Cinderella Man - Review
Review by Jack Foley
DVD SPECIAL FEATURES: Deleted Scenes; Ron Howard Intros; Ringside Seats.
BOXING movies, by virtue of the very sport they represent, can be a hard sell to audiences even though the genre has delivered some true knockouts in its time.
The original Rocky, for instance, became an Oscar-winner, as did Clint Eastwood’s recent Million Dollar Baby, and Martin Scorsese’s Raging Bull.
Ron Howard’s Cinderella Man emerges as no-less a heavyweight, featuring another staggering performance from Russell Crowe and a deft blend of bone-crunching action and heart-breaking social melodrama.
It is the true story of ‘forgotten’ boxing hero, James J. Braddock, a Depression-era boxer who was dubbed ‘the cinderella man’ by the media for the way in which he fought back from obscurity to land an unlikely world title shot.

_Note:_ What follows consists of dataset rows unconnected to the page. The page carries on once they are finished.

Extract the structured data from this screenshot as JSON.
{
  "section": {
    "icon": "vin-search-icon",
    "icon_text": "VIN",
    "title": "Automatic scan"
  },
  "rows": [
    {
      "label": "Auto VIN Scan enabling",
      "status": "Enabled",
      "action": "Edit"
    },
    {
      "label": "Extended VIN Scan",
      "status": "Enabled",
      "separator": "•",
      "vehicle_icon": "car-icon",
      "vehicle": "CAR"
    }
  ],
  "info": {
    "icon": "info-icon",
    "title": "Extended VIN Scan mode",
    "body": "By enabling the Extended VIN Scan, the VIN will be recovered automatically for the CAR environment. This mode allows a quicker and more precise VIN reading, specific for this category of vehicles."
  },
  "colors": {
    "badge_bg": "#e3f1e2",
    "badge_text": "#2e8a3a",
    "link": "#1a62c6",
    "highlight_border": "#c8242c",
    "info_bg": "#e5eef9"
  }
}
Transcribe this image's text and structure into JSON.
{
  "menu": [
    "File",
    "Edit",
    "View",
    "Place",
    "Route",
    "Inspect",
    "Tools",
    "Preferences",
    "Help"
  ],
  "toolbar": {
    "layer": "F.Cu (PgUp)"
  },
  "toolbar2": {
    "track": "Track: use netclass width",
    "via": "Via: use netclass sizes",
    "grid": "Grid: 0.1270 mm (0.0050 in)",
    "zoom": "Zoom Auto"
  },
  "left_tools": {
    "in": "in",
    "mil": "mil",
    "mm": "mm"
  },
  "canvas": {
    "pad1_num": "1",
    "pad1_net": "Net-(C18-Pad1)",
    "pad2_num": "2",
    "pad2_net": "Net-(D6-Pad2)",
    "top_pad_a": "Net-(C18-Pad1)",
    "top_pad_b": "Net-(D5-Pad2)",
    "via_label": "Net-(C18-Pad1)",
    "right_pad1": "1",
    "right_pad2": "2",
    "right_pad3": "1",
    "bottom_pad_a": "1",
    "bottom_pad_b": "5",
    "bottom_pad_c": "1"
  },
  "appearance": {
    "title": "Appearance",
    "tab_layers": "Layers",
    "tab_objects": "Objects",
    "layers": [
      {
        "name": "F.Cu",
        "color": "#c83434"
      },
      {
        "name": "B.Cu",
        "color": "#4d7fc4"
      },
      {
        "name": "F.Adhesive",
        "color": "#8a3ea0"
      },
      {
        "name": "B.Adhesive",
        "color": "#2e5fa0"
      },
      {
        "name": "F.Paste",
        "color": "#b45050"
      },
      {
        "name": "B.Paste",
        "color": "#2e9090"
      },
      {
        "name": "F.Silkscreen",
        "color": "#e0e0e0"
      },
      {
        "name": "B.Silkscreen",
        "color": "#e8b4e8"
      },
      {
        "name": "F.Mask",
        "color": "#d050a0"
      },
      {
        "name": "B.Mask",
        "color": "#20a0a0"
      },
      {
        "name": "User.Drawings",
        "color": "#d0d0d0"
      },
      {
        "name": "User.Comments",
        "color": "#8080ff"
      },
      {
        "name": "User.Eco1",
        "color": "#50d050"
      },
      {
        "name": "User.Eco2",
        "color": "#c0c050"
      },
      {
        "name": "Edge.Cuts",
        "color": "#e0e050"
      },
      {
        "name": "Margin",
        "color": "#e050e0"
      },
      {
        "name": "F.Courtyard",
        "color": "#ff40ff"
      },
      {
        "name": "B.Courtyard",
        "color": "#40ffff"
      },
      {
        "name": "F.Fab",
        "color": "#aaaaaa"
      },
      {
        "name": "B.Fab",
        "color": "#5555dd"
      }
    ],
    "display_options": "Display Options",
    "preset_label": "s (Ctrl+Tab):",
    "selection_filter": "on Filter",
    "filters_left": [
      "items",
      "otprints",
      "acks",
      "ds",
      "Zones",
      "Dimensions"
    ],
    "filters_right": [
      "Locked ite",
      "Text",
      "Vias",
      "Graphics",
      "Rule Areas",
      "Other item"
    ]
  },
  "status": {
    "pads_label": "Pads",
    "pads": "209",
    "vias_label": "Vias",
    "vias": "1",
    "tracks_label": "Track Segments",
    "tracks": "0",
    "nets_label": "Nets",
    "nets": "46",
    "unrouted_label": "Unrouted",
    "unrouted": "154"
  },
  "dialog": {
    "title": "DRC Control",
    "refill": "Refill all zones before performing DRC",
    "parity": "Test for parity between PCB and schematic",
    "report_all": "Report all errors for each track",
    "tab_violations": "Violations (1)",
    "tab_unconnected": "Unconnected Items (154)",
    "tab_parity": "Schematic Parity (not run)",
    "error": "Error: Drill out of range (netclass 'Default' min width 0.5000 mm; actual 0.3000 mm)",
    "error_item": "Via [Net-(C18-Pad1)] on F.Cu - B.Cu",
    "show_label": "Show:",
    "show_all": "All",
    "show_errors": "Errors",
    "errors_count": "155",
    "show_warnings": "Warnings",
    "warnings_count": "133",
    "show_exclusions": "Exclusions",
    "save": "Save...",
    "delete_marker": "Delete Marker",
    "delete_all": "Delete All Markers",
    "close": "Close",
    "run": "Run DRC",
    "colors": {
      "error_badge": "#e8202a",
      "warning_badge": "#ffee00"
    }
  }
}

The movie picks up in 1928, as New Jersey’s brightest hope, Braddock (Crowe), looks poised to realise his boxing potential, before cleverly (in the space of one scene) leaping forward to 1933, when he is barely able to find employment as a dock worker to feed his wife (Renee Zellweger) and three children.
Braddock is given an unlikely shot at redemption, however, by his close friend and former manager (Paul Giamatti), who offers him a one-time opportunity to ‘say farewell’ by stepping in at the last minute to fight John ‘Corn’ Griffin at Madison Square Garden, in a bout described as one of the worst mis-matches of all time.
Braddock won the fight, however, and continued to defy the odds, winning fight after fight and eventually landing a second title shot against the revered heavyweight champion, Max Baer, a fighter renowned for having killed two men in the ring.
The subsequent bout saw the peoples’ underdog, Braddock, put his life and the hopes of a nation on the line for the chance to provide a secure future for his family.
Howard’s movie, while shamelessly sentimental, wears its heart on its sleeve so openly that audiences shouldn’t mind being manipulated.
It’s intended to honour the memory of a hero and does so in more ways than one – portraying Braddock as a decent man whose triumphs weren’t just confined to the ring.
True, the style of the film does prompt instant comparisons with the likes of Seabiscuit (another Depression-based sporting drama) and Angela’s Ashes, not to mention countless boxing dramas, but Howard’s direction is such that you’ll be breathless with excitement come the final fight.
What’s more, you’ll have genuinely come to care for the characters, feeling every blow as Braddock takes it on the chin on numerous occasions.
Crowe is nothing short of terrific in the lead role, having devoted himself to recapturing Braddock’s style and mannerisms (both facial and physical). It is a performance of such passionate integrity that there can be little doubt he is one of the leading actors of his generation (even if his voice sometimes resembles a certain Rocky Balboa’s a little too closely).
Yet he is surrounded by a quality cast, with Giamatti as impressive as ever as Braddock’s fast-talking manager, and the likes of Bruce McGill and Paddy Considine all registering strongly in minor roles.
The boxing, too, is frighteningly authentic and as close to being in the ring as audiences are likely to get. The final fight, in particular, is agonisingly intense.
But then it says much about the memory of Braddock that very few will probably be aware of the outcome (a historic oversight that works to the movie’s advantage).
Come the final bell, however, Howard’s Cinderella Man should ensure that Braddock’s fairytale legend is never overlooked again.
It’s a powerful tale that carries genuine emotional clout.